Can I reset the "Unfold processor " to create more than 100 columns or any alternative method please
Hi,
I would like to do a dummification on the data field "Insured City".
However, it will create more than 100 columns, which is the maximum number allowed for the Unfold processor in the prepare recipe. It is a way I can increase the number of columns created or is there is an alternative method to the Unfold processor, please?
Thanks,
Sam
Answers
-
tgb417 Dataiku DSS Core Designer, Dataiku DSS & SQL, Dataiku DSS ML Practitioner, Dataiku DSS Core Concepts, Neuron 2020, Neuron, Registered, Dataiku Frontrunner Awards 2021 Finalist, Neuron 2021, Neuron 2022, Frontrunner 2022 Finalist, Frontrunner 2022 Winner, Dataiku Frontrunner Awards 2021 Participant, Frontrunner 2022 Participant, Neuron 2023 Posts: 1,601 Neuron
You don't say anything about how you plan to use this dummified data.

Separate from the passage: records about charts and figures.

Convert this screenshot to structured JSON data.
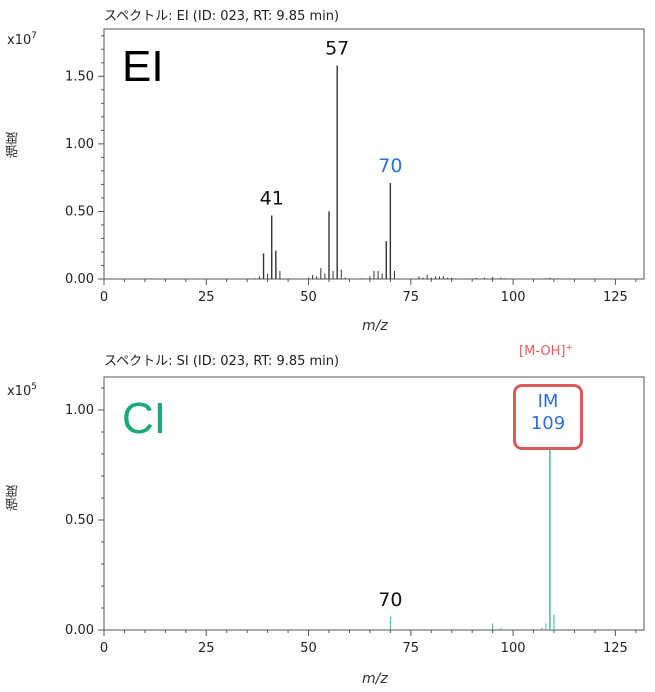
{
  "chart_data": [
    {
      "type": "bar",
      "title": "スペクトル: EI (ID: 023, RT: 9.85 min)",
      "panel_label": "EI",
      "scale_base": "x10",
      "scale_exp": "7",
      "ylabel": "強度",
      "xlabel": "m/z",
      "xlim": [
        0,
        132
      ],
      "ylim": [
        0,
        1.85
      ],
      "x_ticks": [
        0,
        25,
        50,
        75,
        100,
        125
      ],
      "y_ticks": [
        0.0,
        0.5,
        1.0,
        1.5
      ],
      "y_tick_labels": [
        "0.00",
        "0.50",
        "1.00",
        "1.50"
      ],
      "grid": false,
      "peaks": [
        {
          "mz": 37,
          "intensity": 0.005
        },
        {
          "mz": 38,
          "intensity": 0.02
        },
        {
          "mz": 39,
          "intensity": 0.19
        },
        {
          "mz": 40,
          "intensity": 0.04
        },
        {
          "mz": 41,
          "intensity": 0.47
        },
        {
          "mz": 42,
          "intensity": 0.21
        },
        {
          "mz": 43,
          "intensity": 0.06
        },
        {
          "mz": 50,
          "intensity": 0.01
        },
        {
          "mz": 51,
          "intensity": 0.03
        },
        {
          "mz": 52,
          "intensity": 0.02
        },
        {
          "mz": 53,
          "intensity": 0.08
        },
        {
          "mz": 54,
          "intensity": 0.04
        },
        {
          "mz": 55,
          "intensity": 0.5
        },
        {
          "mz": 56,
          "intensity": 0.06
        },
        {
          "mz": 57,
          "intensity": 1.58
        },
        {
          "mz": 58,
          "intensity": 0.07
        },
        {
          "mz": 59,
          "intensity": 0.01
        },
        {
          "mz": 63,
          "intensity": 0.005
        },
        {
          "mz": 65,
          "intensity": 0.02
        },
        {
          "mz": 66,
          "intensity": 0.06
        },
        {
          "mz": 67,
          "intensity": 0.06
        },
        {
          "mz": 68,
          "intensity": 0.04
        },
        {
          "mz": 69,
          "intensity": 0.28
        },
        {
          "mz": 70,
          "intensity": 0.71
        },
        {
          "mz": 71,
          "intensity": 0.06
        },
        {
          "mz": 77,
          "intensity": 0.02
        },
        {
          "mz": 78,
          "intensity": 0.01
        },
        {
          "mz": 79,
          "intensity": 0.03
        },
        {
          "mz": 80,
          "intensity": 0.01
        },
        {
          "mz": 81,
          "intensity": 0.02
        },
        {
          "mz": 82,
          "intensity": 0.02
        },
        {
          "mz": 83,
          "intensity": 0.02
        },
        {
          "mz": 84,
          "intensity": 0.01
        },
        {
          "mz": 85,
          "intensity": 0.01
        },
        {
          "mz": 91,
          "intensity": 0.01
        },
        {
          "mz": 93,
          "intensity": 0.01
        },
        {
          "mz": 95,
          "intensity": 0.015
        },
        {
          "mz": 97,
          "intensity": 0.01
        },
        {
          "mz": 98,
          "intensity": 0.005
        },
        {
          "mz": 108,
          "intensity": 0.005
        },
        {
          "mz": 109,
          "intensity": 0.01
        },
        {
          "mz": 111,
          "intensity": 0.005
        }
      ],
      "peak_color": "#333333",
      "annotations": [
        {
          "label": "41",
          "mz": 41,
          "color": "#111111"
        },
        {
          "label": "57",
          "mz": 57,
          "color": "#111111"
        },
        {
          "label": "70",
          "mz": 70,
          "color": "#2e6fd8"
        }
      ],
      "label_color": "#000000"
    },
    {
      "type": "bar",
      "title": "スペクトル: SI (ID: 023, RT: 9.85 min)",
      "panel_label": "CI",
      "scale_base": "x10",
      "scale_exp": "5",
      "ylabel": "強度",
      "xlabel": "m/z",
      "xlim": [
        0,
        132
      ],
      "ylim": [
        0,
        1.15
      ],
      "x_ticks": [
        0,
        25,
        50,
        75,
        100,
        125
      ],
      "y_ticks": [
        0.0,
        0.5,
        1.0
      ],
      "y_tick_labels": [
        "0.00",
        "0.50",
        "1.00"
      ],
      "grid": false,
      "peaks": [
        {
          "mz": 70,
          "intensity": 0.06
        },
        {
          "mz": 95,
          "intensity": 0.03
        },
        {
          "mz": 97,
          "intensity": 0.01
        },
        {
          "mz": 107,
          "intensity": 0.01
        },
        {
          "mz": 108,
          "intensity": 0.03
        },
        {
          "mz": 109,
          "intensity": 0.82
        },
        {
          "mz": 110,
          "intensity": 0.07
        }
      ],
      "peak_color": "#3dba8c",
      "annotations": [
        {
          "label": "70",
          "mz": 70,
          "color": "#111111"
        }
      ],
      "label_color": "#1aa876",
      "ion_label": "[M-OH]",
      "ion_charge": "+",
      "ion_label_color": "#e06060",
      "boxed_peak": {
        "line1": "IM",
        "line2": "109",
        "mz": 109
      }
    }
  ]
}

If you plan to use it for model building inside DSS's visual model building. Then built into the Lab Visual ML recipes there are a series of feature handling for categorical features
and text variables.
These are how I usually handle dummification.
Here is a video showing the use of these various encoding options for Catagorical and Text features. This will give you a sense of the ideas. However, the video is a bit old and the UI has changed some.
https://academy.dataiku.com/machine-learning-basics-open/522100
Here is the current documentation.
https://doc.dataiku.com/dss/latest/machine-learning/features-handling/index.html
Follow up here and let us know how you are getting on with this, or share a bit more detail about your use case.
Welcome to the Dataiku Community.
-
Hi Tom,
Thank you for your help. I was trying to perform the one hot encoding technique, hoping to transform a categorical variable data field into numerical so that the accuracy of ML algorithms can be improved. I should be able to do so with the Category handling by selecting the Dummy-encoding.
Many Thanks,
Sam